When I walk into Final Touch, a clothing boutique right next to Dudley Station (the MBTA stop hasn’t been officially renamed yet), owner Danny Hardaway apologizes if things look a little messy. He just returned from what he calls a “safari,” a trip to various U.S. cities looking for exciting new pieces and designers to bring back to his store. He’s confident that in a handful of years, Nubian Square “is going to be downtown,” but it needs its younger residents to come back to the community and open up their businesses there. “It takes a village to raise a family, and this is our village and the people really care,” he says. “We’ve come a long way, and the family is growing.”

My next stop is Frugal Bookstore, which has been in Roxbury for eight years. After browsing the shelves, I ask co-owner Clarrissa Cropper, who voted in favor of the name change, if she thinks Nubian Square could help bring in those vital new businesses. “I hope so,” she says after a pause. “With change, new things come and we don’t know what it’s going to bring. But we hope it’s for the better.”
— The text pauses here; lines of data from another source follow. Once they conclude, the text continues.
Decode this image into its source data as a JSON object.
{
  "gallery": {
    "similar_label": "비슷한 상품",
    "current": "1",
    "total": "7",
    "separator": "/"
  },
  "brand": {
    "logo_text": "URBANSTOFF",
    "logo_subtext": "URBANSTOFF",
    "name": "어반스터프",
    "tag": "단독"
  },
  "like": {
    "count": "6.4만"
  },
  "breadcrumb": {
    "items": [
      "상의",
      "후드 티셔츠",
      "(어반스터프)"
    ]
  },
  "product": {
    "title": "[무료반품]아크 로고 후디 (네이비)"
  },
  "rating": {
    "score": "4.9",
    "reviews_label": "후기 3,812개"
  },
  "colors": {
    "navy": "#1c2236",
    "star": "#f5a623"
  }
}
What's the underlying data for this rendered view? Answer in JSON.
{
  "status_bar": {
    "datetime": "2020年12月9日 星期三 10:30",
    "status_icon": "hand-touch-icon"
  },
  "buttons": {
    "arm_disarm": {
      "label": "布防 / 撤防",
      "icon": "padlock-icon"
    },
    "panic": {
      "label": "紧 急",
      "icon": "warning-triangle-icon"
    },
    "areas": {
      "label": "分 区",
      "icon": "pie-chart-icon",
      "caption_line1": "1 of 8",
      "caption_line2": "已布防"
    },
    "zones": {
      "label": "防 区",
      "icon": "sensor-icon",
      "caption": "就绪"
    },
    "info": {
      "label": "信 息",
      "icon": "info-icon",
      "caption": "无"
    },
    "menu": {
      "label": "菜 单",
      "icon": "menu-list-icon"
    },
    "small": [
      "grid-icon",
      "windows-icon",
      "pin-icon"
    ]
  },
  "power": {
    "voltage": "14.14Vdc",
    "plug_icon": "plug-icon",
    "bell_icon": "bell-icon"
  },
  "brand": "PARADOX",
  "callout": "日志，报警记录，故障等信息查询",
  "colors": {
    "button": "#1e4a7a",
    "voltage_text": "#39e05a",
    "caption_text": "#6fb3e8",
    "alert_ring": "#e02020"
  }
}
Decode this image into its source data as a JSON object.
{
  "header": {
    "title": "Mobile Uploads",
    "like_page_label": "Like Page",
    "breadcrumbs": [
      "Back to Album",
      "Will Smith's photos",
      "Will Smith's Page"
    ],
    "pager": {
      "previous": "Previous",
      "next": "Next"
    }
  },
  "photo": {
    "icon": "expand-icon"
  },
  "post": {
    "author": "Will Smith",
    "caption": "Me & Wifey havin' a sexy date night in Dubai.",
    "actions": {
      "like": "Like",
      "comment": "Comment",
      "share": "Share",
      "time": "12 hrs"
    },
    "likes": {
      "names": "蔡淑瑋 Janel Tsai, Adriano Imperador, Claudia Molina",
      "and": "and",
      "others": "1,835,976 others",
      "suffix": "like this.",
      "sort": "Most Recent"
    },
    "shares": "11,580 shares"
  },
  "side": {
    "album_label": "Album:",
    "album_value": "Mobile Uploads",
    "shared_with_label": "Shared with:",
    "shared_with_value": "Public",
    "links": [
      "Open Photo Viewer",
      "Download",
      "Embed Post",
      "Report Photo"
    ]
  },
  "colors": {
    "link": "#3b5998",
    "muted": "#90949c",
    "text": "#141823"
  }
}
Intertwined with the hope of the newly named square, though, is the very real fear that developers will see dollar signs in its revitalization—and the knowledge that no name has the power to ward off unwanted development on its own. “A name can’t fix gentrification, because that’s a zoning and policy change,” Thomas says. “But it has made people wake up and want to fight for what they have.”
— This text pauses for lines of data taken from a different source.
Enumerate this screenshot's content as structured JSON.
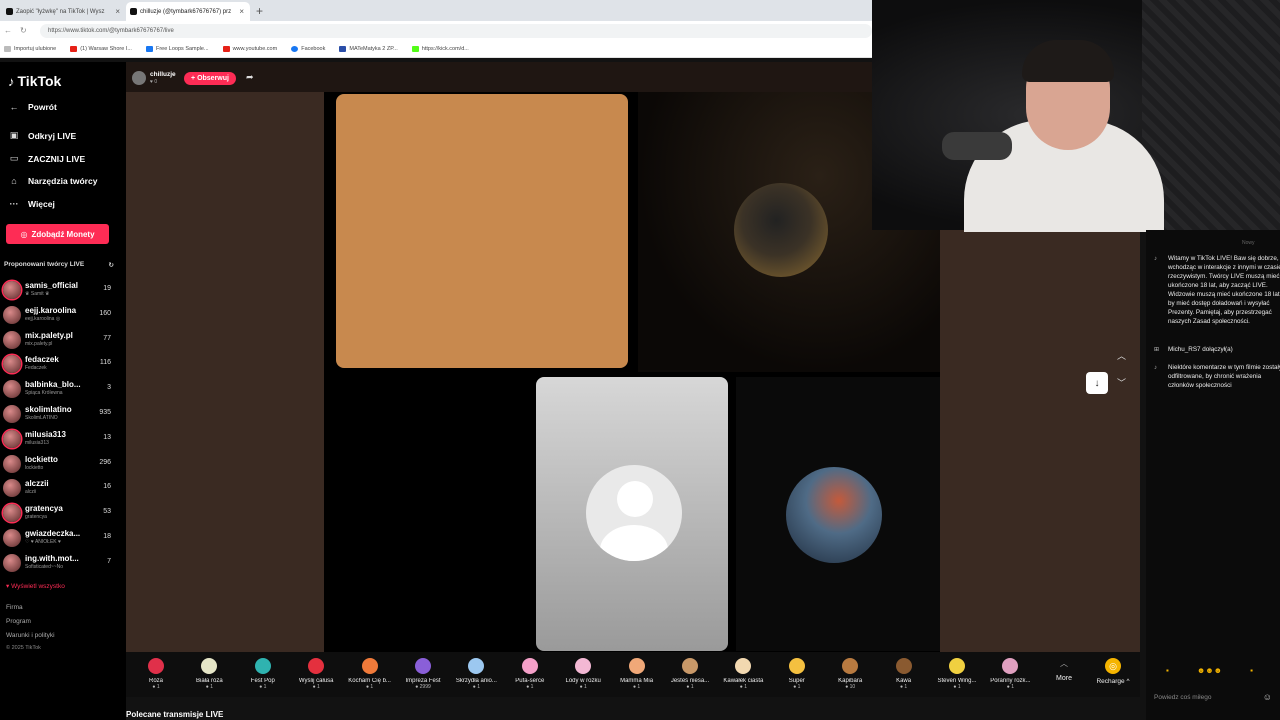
{
  "browser": {
    "tabs": [
      {
        "title": "Zaopić \"łyżwkę\" na TikTok | Wysz"
      },
      {
        "title": "chilluzje (@tymbark67676767) prz"
      }
    ],
    "url": "https://www.tiktok.com/@tymbark67676767/live",
    "bookmarks": [
      "Importuj ulubione",
      "(1) Warsaw Shore I...",
      "Free Loops Sample...",
      "www.youtube.com",
      "Facebook",
      "MATeMatyka 2 ZP...",
      "https://kick.com/d..."
    ]
  },
  "sidebar": {
    "logo": "TikTok",
    "back": "Powrót",
    "nav": [
      "Odkryj LIVE",
      "ZACZNIJ LIVE",
      "Narzędzia twórcy",
      "Więcej"
    ],
    "coins_button": "Zdobądź Monety",
    "suggested_title": "Proponowani twórcy LIVE",
    "creators": [
      {
        "name": "samis_official",
        "sub": "♛ Samit ♛",
        "count": "19"
      },
      {
        "name": "eejj.karoolina",
        "sub": "eejj.karoolina ◎",
        "count": "160"
      },
      {
        "name": "mix.palety.pl",
        "sub": "mix.palety.pl",
        "count": "77"
      },
      {
        "name": "fedaczek",
        "sub": "Fedaczek",
        "count": "116"
      },
      {
        "name": "balbinka_blo...",
        "sub": "Śpiąca Królewna",
        "count": "3"
      },
      {
        "name": "skolimlatino",
        "sub": "SkolimLATINO",
        "count": "935"
      },
      {
        "name": "milusia313",
        "sub": "milusia313",
        "count": "13"
      },
      {
        "name": "lockietto",
        "sub": "lockietto",
        "count": "296"
      },
      {
        "name": "alczzii",
        "sub": "alczii",
        "count": "16"
      },
      {
        "name": "gratencya",
        "sub": "gratencya",
        "count": "53"
      },
      {
        "name": "gwiazdeczka...",
        "sub": "♡ ♥ ANIOŁEK ♥",
        "count": "18"
      },
      {
        "name": "ing.with.mot...",
        "sub": "Sofisticated~~No",
        "count": "7"
      }
    ],
    "see_all": "Wyświetl wszystko",
    "footer": [
      "Firma",
      "Program",
      "Warunki i polityki"
    ],
    "copyright": "© 2025 TikTok"
  },
  "stream": {
    "host_name": "chilluzje",
    "host_sub": "♥ 0",
    "follow": "+ Obserwuj"
  },
  "gifts": [
    {
      "name": "Róża",
      "price": "1",
      "color": "#e0304a"
    },
    {
      "name": "Biała róża",
      "price": "1",
      "color": "#e6e6c8"
    },
    {
      "name": "Fest Pop",
      "price": "1",
      "color": "#2fb3b0"
    },
    {
      "name": "Wyślij całusa",
      "price": "1",
      "color": "#e4303e"
    },
    {
      "name": "Kocham Cię b...",
      "price": "1",
      "color": "#f07a3a"
    },
    {
      "name": "Impreza Fest",
      "price": "2999",
      "color": "#8a5fd8"
    },
    {
      "name": "Skrzydła anio...",
      "price": "1",
      "color": "#9cc8f0"
    },
    {
      "name": "Pufa-serce",
      "price": "1",
      "color": "#f4a0c8"
    },
    {
      "name": "Lody w rożku",
      "price": "1",
      "color": "#f3b8d4"
    },
    {
      "name": "Mamma Mia",
      "price": "1",
      "color": "#f0a878"
    },
    {
      "name": "Jesteś niesa...",
      "price": "1",
      "color": "#c89868"
    },
    {
      "name": "Kawałek ciasta",
      "price": "1",
      "color": "#f2d8b0"
    },
    {
      "name": "Super",
      "price": "1",
      "color": "#f4c040"
    },
    {
      "name": "Kapibara",
      "price": "10",
      "color": "#b87a40"
    },
    {
      "name": "Kawa",
      "price": "1",
      "color": "#8a5a30"
    },
    {
      "name": "Steven Wing...",
      "price": "1",
      "color": "#f0d040"
    },
    {
      "name": "Poranny rozk...",
      "price": "1",
      "color": "#e0a0c0"
    }
  ],
  "gift_bar": {
    "more": "More",
    "recharge": "Recharge ^"
  },
  "recommended_title": "Polecane transmisje LIVE",
  "chat": {
    "messages": [
      {
        "text": "Witamy w TikTok LIVE! Baw się dobrze, wchodząc w interakcje z innymi w czasie rzeczywistym. Twórcy LIVE muszą mieć ukończone 18 lat, aby zacząć LIVE. Widzowie muszą mieć ukończone 18 lat, by mieć dostęp doładowań i wysyłać Prezenty. Pamiętaj, aby przestrzegać naszych Zasad społeczności."
      },
      {
        "text": "Michu_RS7 dołączył(a)"
      },
      {
        "text": "Niektóre komentarze w tym filmie zostały odfiltrowane, by chronić wrażenia członków społeczności"
      }
    ],
    "placeholder": "Powiedz coś miłego"
  }
}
It’s true that a name change alone won’t populate the vacant storefronts that are easy to find around the square, or transform the neighborhood back into the place those who grew up there remember: a downtown full of options, where the stores were filled, the Woolworth’s was always busy, and you didn’t have to leave the neighborhood for anything. And even an influx of minority-owned businesses doesn’t guarantee protection, particularly in a city where property prices rise by the day and shiny developments plop down in historic neighborhoods all the time. But the sense of stability a new identity will usher in, as Kambon hopes, could make it more difficult to dismantle. That, he says, was the third goal of the name change: “We want to send a strong message out there to the forces of gentrification. We’re going to fight for the land that we reside on.”
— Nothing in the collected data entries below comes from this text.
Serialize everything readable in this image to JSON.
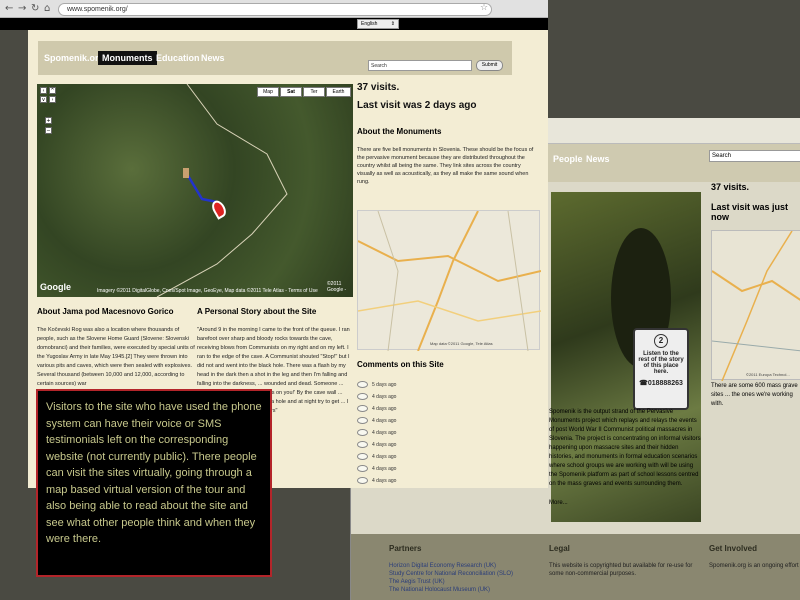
{
  "browser": {
    "url": "www.spomenik.org/",
    "back_icon": "arrow-left-icon",
    "forward_icon": "arrow-right-icon",
    "reload_icon": "reload-icon",
    "home_icon": "home-icon",
    "star_icon": "star-icon"
  },
  "language_select": {
    "value": "English"
  },
  "nav": {
    "items": [
      "Spomenik.org",
      "Monuments",
      "Education",
      "News"
    ],
    "active": "Monuments",
    "search_placeholder": "Search",
    "submit_label": "Submit"
  },
  "map": {
    "types": [
      "Map",
      "Sat",
      "Ter",
      "Earth"
    ],
    "active_type": "Sat",
    "logo": "Google",
    "copyright": "©2011 Google -",
    "imagery_credit": "Imagery ©2011 DigitalGlobe, Cnes/Spot Image, GeoEye, Map data ©2011 Tele Atlas - Terms of Use"
  },
  "stats": {
    "visits": "37 visits.",
    "last_visit": "Last visit was 2 days ago"
  },
  "about_monuments": {
    "title": "About the Monuments",
    "text": "There are five bell monuments in Slovenia. These should be the focus of the pervasive monument because they are distributed throughout the country whilst all being the same. They link sites across the country visually as well as acoustically, as they all make the same sound when rung."
  },
  "minimap": {
    "credit": "Map data ©2011 Google, Tele Atlas"
  },
  "comments": {
    "title": "Comments on this Site",
    "items": [
      "5 days ago",
      "4 days ago",
      "4 days ago",
      "4 days ago",
      "4 days ago",
      "4 days ago",
      "4 days ago",
      "4 days ago",
      "4 days ago"
    ]
  },
  "about_site": {
    "title": "About Jama pod Macesnovo Gorico",
    "text": "The Kočevski Rog was also a location where thousands of people, such as the Slovene Home Guard (Slovene: Slovenski domobranci) and their families, were executed by special units of the Yugoslav Army in late May 1945.[2] They were thrown into various pits and caves, which were then sealed with explosives. Several thousand (between 10,000 and 12,000, according to certain sources) war"
  },
  "personal_story": {
    "title": "A Personal Story about the Site",
    "text": "\"Around 9 in the morning I came to the front of the queue. I ran barefoot over sharp and bloody rocks towards the cave, receiving blows from Communists on my right and on my left. I ran to the edge of the cave. A Communist shouted \"Stop!\" but I did not and went into the black hole. There was a flash by my head in the dark then a shot in the leg and then I'm falling and falling into the darkness, ... wounded and dead. Someone ... sides 'Get out of the way ... falls on you!' By the cave wall ... who when he when noticed ... a hole and at night try to get ... I was, was a massive Karst ... ers\""
  },
  "caption": {
    "text": "Visitors to the site who have used the phone system can have their voice or SMS testimonials left on the corresponding website (not currently public). There people can visit the sites virtually, going through a map based virtual version of the tour and also being able to read about the site and see what other people think and when they were there."
  },
  "back_window": {
    "nav_items": [
      "People",
      "News"
    ],
    "search_placeholder": "Search",
    "visits": "37 visits.",
    "last_visit": "Last visit was just now",
    "sign_number": "2",
    "sign_text": "Listen to the rest of the story of this place here.",
    "sign_phone": "018888263",
    "graves_text": "There are some 600 mass grave sites ... the ones we're working with.",
    "para": "Spomenik is the output strand of the Pervasive Monuments project which replays and relays the events of post World War II Communist political massacres in Slovenia. The project is concentrating on informal visitors happening upon massacre sites and their hidden histories, and monuments in formal education scenarios where school groups we are working with will be using the Spomenik platform as part of school lessons centred on the mass graves and events surrounding them.",
    "more": "More...",
    "minimap_credit": "©2011 Europa Technol...",
    "footer": {
      "partners_title": "Partners",
      "partners": [
        "Horizon Digital Economy Research (UK)",
        "Study Centre for National Reconciliation (SLO)",
        "The Aegis Trust (UK)",
        "The National Holocaust Museum (UK)"
      ],
      "legal_title": "Legal",
      "legal_text": "This website is copyrighted but available for re-use for some non-commercial purposes.",
      "involved_title": "Get Involved",
      "involved_text": "Spomenik.org is an ongoing effort ... Get in touch or read more to find o..."
    }
  }
}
Some Nubian Square business owners and Roxbury residents I spoke to said it’s just too early to tell what kind of tangible difference the name change will have, beyond a symbolic reclamation of the community’s culture. People are still getting used to the name, and even though there are several red, green, and black “Nubian Square” signs on fences and storefronts in the area, “Dudley Square” banners still fly from the lampposts. When I grab lunch at bustling Dudley Cafe, choosing between options such as the Malcolm X sandwich and Frida’s rice bowl, and listening to patrons tap out tunes on the communal piano, the manager says the café may update its name in the future, but it’s too soon to consider now.

The square’s name change is just the first stage in reclaiming the neighborhood’s identity. Kambon says it’s part of a trifecta—they’re also working to remove the moniker from the public library branch, which is currently closed for renovations, and the MBTA station. Last Friday, the MBTA announced that they will begin the process of changing signage and schedules associated with Dudley Station to Nubian Station, and a spokesperson for the Boston Public Library’s Board of Trustees says that while no decision has been made on the renaming of the library, they’ll be scheduling a community meeting in the coming months “to update Roxbury residents about several aspects of the 2020 reopening.” The Small Business Unit, which is part of the Mayor’s Office of Economic Development, has said that while they don’t represent individual businesses, “Our technical assistance and design service programs are available to small businesses in Nubian Square if they would like assistance in rebranding from ‘Dudley’ to ‘Nubian’.”

Several businesses in Nubian Square still use signage and branding referencing Dudley Square. /Photo by Sofia Rivera

In the meantime, Nubian Square will be growing into the new name it’s claimed for itself, blossoming into an even more interesting, robust neighborhood, and making Boston all the better for it.

There’s a lot of hope, Kambon says, but “the work has just begun.”